Direction des Affaires civiles et du Sceau

Guide pratique de l’ordonnance de protection, mai 2020 A LIRE ICI

 

Par Isabelle Corpart

Maître de conférences à l’Université de Haute-Alsace
Membre du CERDACC

 

Dans le cadre du Grenelle des violences conjugales, la Direction des Affaires civiles et du Sceau (DACS) a élaboré le guide de l’ordonnance de protection dont une nouvelle version corrigée et complétée vient d’être proposée.

Abordant les aspects pratiques du dispositif de protection, cette étude a pour objectif de faciliter le développement de l’ordonnance de protection, outil performant en cas de violences conjugales, mis en place par la loi n° 2010-769 du 9 juillet 2010. Son ambition est de faire connaître le dispositif de protection et, plus spécialement pour les acteurs de la lutte contre les violences conjugales, de faire en sorte qu’il soit plus largement utilisé, des solutions à des difficultés régulièrement rencontrées en pratique étant aussi proposées. Il est ainsi important de sensibiliser en amont les barreaux et les écoles de formation des avocats à cette procédure pour que les praticiens y recourent plus systématiquement (recommandation n° 15). Ce dispositif de sauvegarde s’attache aux victimes de violences conjugales avec la mise en place de mesures de protection judiciaire et surtout l’éloignement du conjoint (ou concubin) violent, prévoyant également des mesures relatives aux enfants du couple.

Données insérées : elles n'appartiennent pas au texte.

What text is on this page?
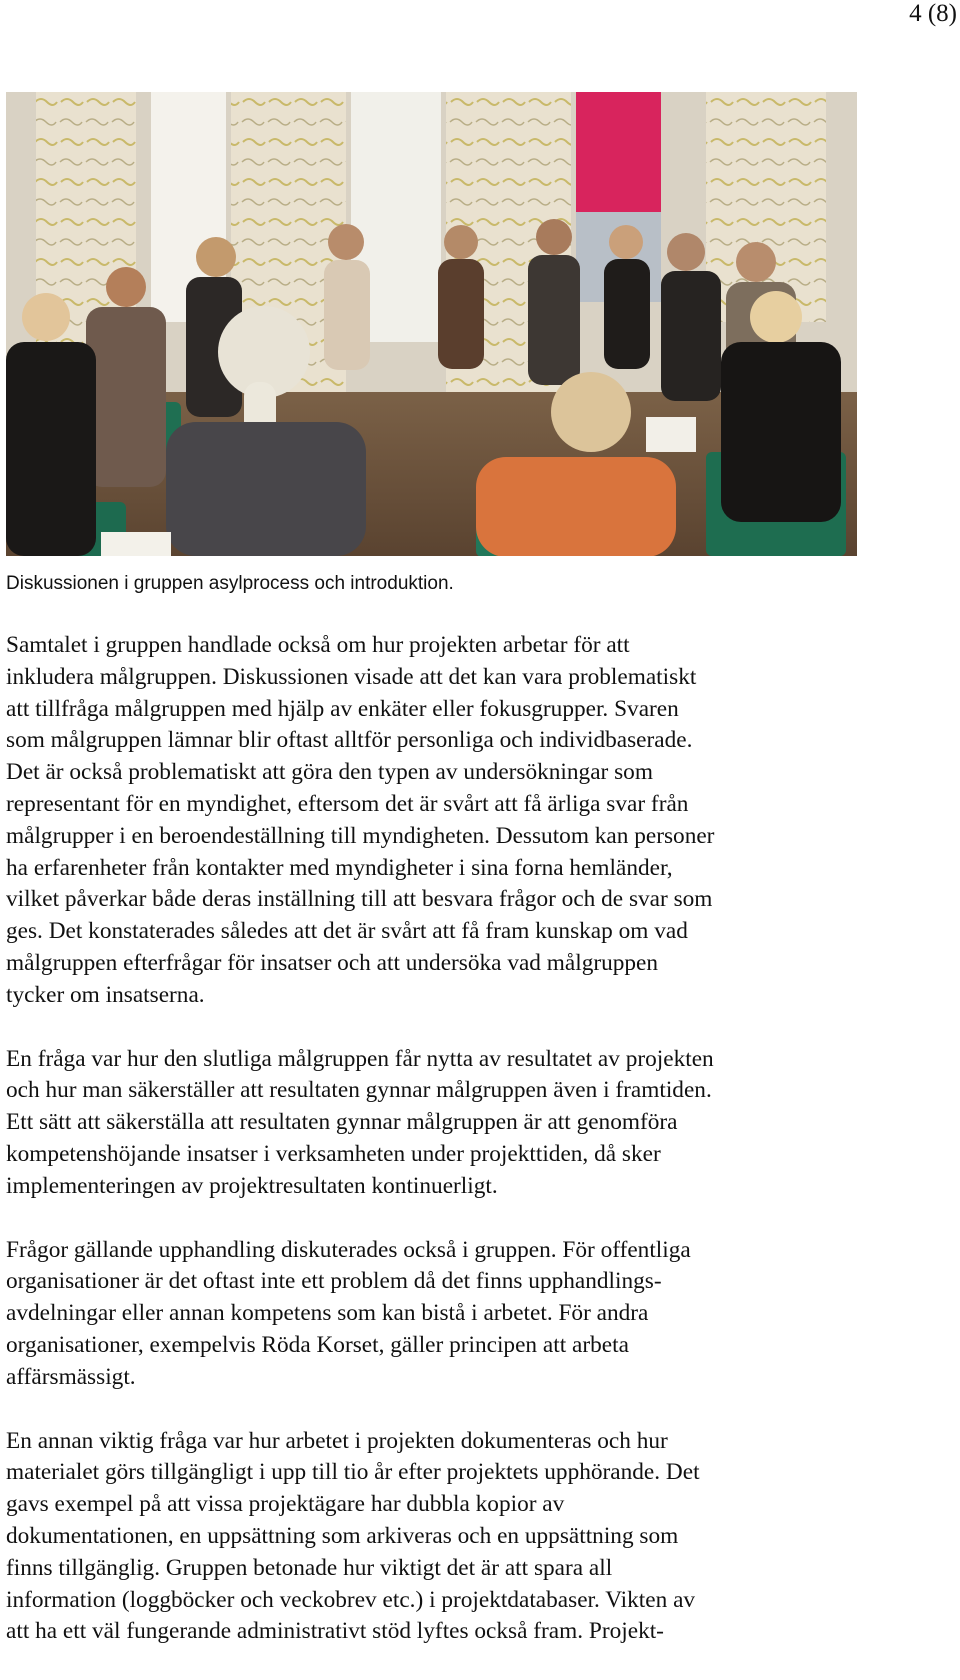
4 (8)
Diskussionen i gruppen asylprocess och introduktion.

Samtalet i gruppen handlade också om hur projekten arbetar för att
inkludera målgruppen. Diskussionen visade att det kan vara problematiskt
att tillfråga målgruppen med hjälp av enkäter eller fokusgrupper. Svaren
som målgruppen lämnar blir oftast alltför personliga och individbaserade.
Det är också problematiskt att göra den typen av undersökningar som
representant för en myndighet, eftersom det är svårt att få ärliga svar från
målgrupper i en beroendeställning till myndigheten. Dessutom kan personer
ha erfarenheter från kontakter med myndigheter i sina forna hemländer,
vilket påverkar både deras inställning till att besvara frågor och de svar som
ges. Det konstaterades således att det är svårt att få fram kunskap om vad
målgruppen efterfrågar för insatser och att undersöka vad målgruppen
tycker om insatserna.

En fråga var hur den slutliga målgruppen får nytta av resultatet av projekten
och hur man säkerställer att resultaten gynnar målgruppen även i framtiden.
Ett sätt att säkerställa att resultaten gynnar målgruppen är att genomföra
kompetenshöjande insatser i verksamheten under projekttiden, då sker
implementeringen av projektresultaten kontinuerligt.

Frågor gällande upphandling diskuterades också i gruppen. För offentliga
organisationer är det oftast inte ett problem då det finns upphandlings-
avdelningar eller annan kompetens som kan bistå i arbetet. För andra
organisationer, exempelvis Röda Korset, gäller principen att arbeta
affärsmässigt.

En annan viktig fråga var hur arbetet i projekten dokumenteras och hur
materialet görs tillgängligt i upp till tio år efter projektets upphörande. Det
gavs exempel på att vissa projektägare har dubbla kopior av
dokumentationen, en uppsättning som arkiveras och en uppsättning som
finns tillgänglig. Gruppen betonade hur viktigt det är att spara all
information (loggböcker och veckobrev etc.) i projektdatabaser. Vikten av
att ha ett väl fungerande administrativt stöd lyftes också fram. Projekt-
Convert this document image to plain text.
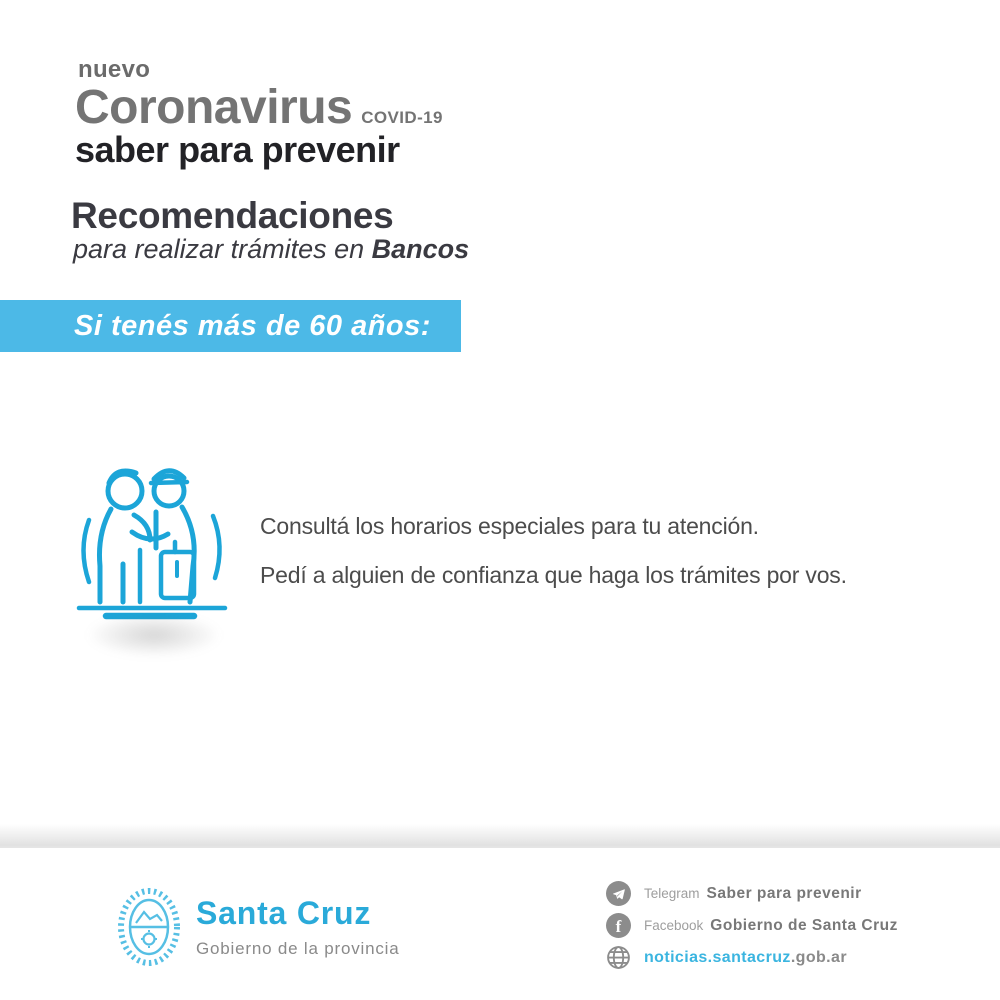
nuevo
Coronavirus COVID-19
saber para prevenir
Recomendaciones
para realizar trámites en Bancos
Si tenés más de 60 años:

Consultá los horarios especiales para tu atención.

Pedí a alguien de confianza que haga los trámites por vos.

Santa Cruz
Gobierno de la provincia
Telegram Saber para prevenir
f Facebook Gobierno de Santa Cruz
noticias.santacruz .gob.ar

Cette nouvelle version du guide tient compte du décret n° 2020-636 du 27 mai 2020 qui révise les règles procédurales visant le juge aux affaires familiales en vue de lui permettre de statuer dans les 6 jours prévus par la loi n° 2019-1480 du 28 décembre 2019. S’il peut aider les victimes à connaître l’étendue de leurs droits, ce guide s’adresse essentiellement aux acteurs de la lutte contre les violences conjugales et son utilité est triple. Il s’agit d’abord de porter à la connaissance de tous les apports de la loi de 2010 relative à l’ordonnance de protection et des réformes successives, ensuite de pointer les difficultés que peuvent rencontrer les professionnels dans leur accompagnement des victimes en leur apportant des solutions concrètes et enfin, et surtout, d’inciter les acteurs à se tourner plus fréquemment vers ce dispositif civil qui a fait ses preuves et mérite d’être plus largement généralisé (malgré les critiques que l’on peut faire au décret rendu le 27 mai). Beaucoup de textes s’entremêlent en matière de lutte contre les violences conjugales depuis quelques années, une nouvelle loi étant notamment imminente, et il est important de pouvoir s’y retrouver.